Dr. Hillyard agreed that bDNA has some false positives, perhaps three to five percent, he said, but "In our experience, those false positives have been less than 200 copies." In clinical settings, this should not be a problem provided physicians understand these limitations at the very low end. Finally, bDNA has higher throughput.

Dr. Hillyard is using tests for cytomegalovirus largely to assist bone marrow transplant surgeons. "There is controversy about whether one should be using antigenemia or quantitative PCR," Dr. Hillyard said. Almost everyone gets infected with CMV, so a too-sensitive test would pick up CMV in so many people that it wouldn’t be useful. He uses antigenemia and a qualitative assay that has been adjusted so it is not too sensitive. "We will move toward antigenemia pending the releases of improved quantitative PCR assays," he stated.

"It is very important to do molecular testing on CSF for HSV and varicella-zoster in the clinical setting of encephalitis," he explained. "This has been a real success story for molecular testing," which can detect more than 95 percent of HSV infections, compared to about five percent for culture. Unfortunately, surveys document tremendous variability in home-brew assays for HSV.

"This is a general theme for all PCR tests," Dr. Hillyard said. "One of our greatest challenges is to bring more uniform quality to PCR tests so they are accurate and resistant to artifacts of contamination."

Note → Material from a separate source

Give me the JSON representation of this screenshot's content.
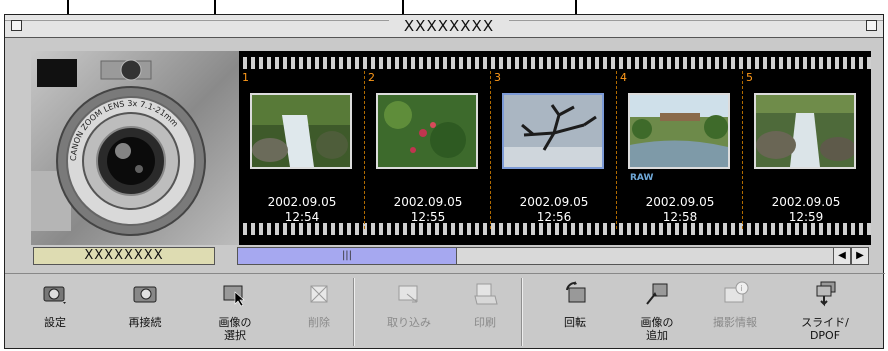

For HCV, qualitative molecular testing helps confirm the diagnosis and document successful endpoints in therapy. And because data link HCV viral load to prognosis and response rates, many clinicians order a quantitative test and follow viral load during therapy. Others get a pretherapy viral load and order a qualitative test at the end of therapy to see whether virus is undetectable. "There is nowhere near the consensus about how HCV tests should be used as there is for HIV," commented Dr. Hillyard.